The rack, like other intermediate gaits is smoother than the trot because the the hooves hitting the ground individually rather in pairs minimizes the force and bounce the horse transmits to the rider.

Riding the rack is like riding on a comfortable chair that slightly sways your hips gently from side to side. To achieve this gait the horse must be in a "hollow position". This means that, instead of a rounded back as seen in dressage horses and those that work off their hind quarters, the spine is curved downward. The downside of this is that this position weakens the back and makes the horse less able to carry the weight of the rider without strain.

This puts the racking horse in the best position to rack without breaking into another gait. If the rider sits back or leans slightly back this will cause the hollow back, or the back to curve downward. This allows the legs to trail and makes the rack easier for the horse.

A speed racker can achieve speeds of a fast canter. The ride is smooth, and the rider appears to remain motionless as the horse racks. The horse itself maintains a fairly still head and most of the action is in the legs.

The rack is a genetic trait in a breed called the "racking horse". A racking horse can rack as easily as other horses trot or canter. Some people debate if the "Racking Horse" is a stand-alone breed, but is was given that designation by the USDA in 1978, and the breed has its own organization today. The Racking Association's goal is to preserve the Racking Horse in a natural state with little or no artificial devices that enhance gait. The horse's tail is naturally raised without nicking. Some classes allow special shoes that enhance the gait but chains and other devices are not allowed. (One banned practice is the application of caustic chemicals just above the hoof, known as "soring," so-called because a horse alters its gait due to discomfort or sore feet. This is a federal offense within the United State of America under the provisions of the Horse Protection Act.)

Fox Trot

Main article: Fox trot.

The foxtrot is most often associated with the Missouri Foxtrotter breed, but is also seen under different names in other gaited breeds. The foxtrot is a four-beat diagonal gait in which the front foot of the diagonal pair lands before the hind, eliminating the moment of suspension and giving a "no bounce" ride. The foxtrot is a comfortable gait for trail-riding.

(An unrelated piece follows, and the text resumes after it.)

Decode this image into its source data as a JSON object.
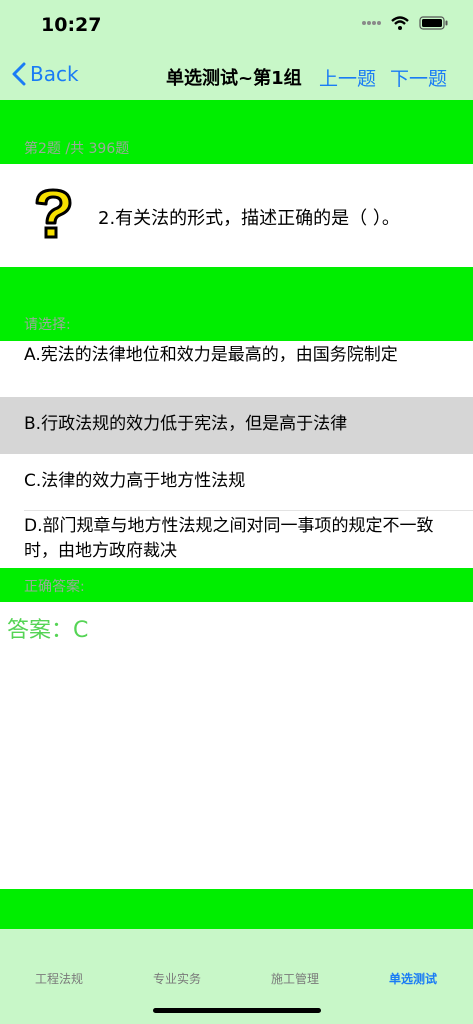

Examples of the foxtrot may be seen here http://members.aol.com/blkwlmusco/index/Yankft1c.jpg http://www.foxtrotters.org/FxTrtOldStyleAlmaCallister.jpg http://www.foxtrotters.org/FxTrtOldStyleJeff.jpg.

Tölt

Tölt is a gait that is often described as being unique to the Icelandic Horse. In its pure form, the footfalls are the same as in rack, but the Icelandic horse is bred for more freedom and liquidity of movement. The most prized horses have a very long stride and high lift with their forelegs. http://www.847.is/stodhestamynd.php?mynd=917trist1.jpg Icelandic Riders will demonstrate the smoothness of a tölt by going at the speed of a gallop without spilling a drink they hold. However, some of the breed have a tölt that is considered imperfect, and may be described as a "trotty tölt" or a "pacey tölt". http://www.toltnews.com/images/abouticepage_tolt.jpg.

Further information on gaits

There are several specialized breeds of horses with special genetic inheritance of which facilitates the spontaneous or trained appearance of other gaits such as the pace (in which the legs move in lateral pairs rather than diagonal pairs), the slow gait, the rack, etc. The American Saddlebred has been selectively bred to easily learn the walk, trot, canter, slow gait, and rack. The Peruvian Paso and Paso Fino are two breeds which have a smooth, innate gait. The Paso Fino has slow and fast versions called the paso corto, paso largo, and paso fino. Another breed famous for its distinctive mode of locomotion is the Tennessee Walking Horse, with its running walk.

Other names for intermediate gaits, some smoother, some less so, are singlefooting, amble, Indian shuffle, stepping pace.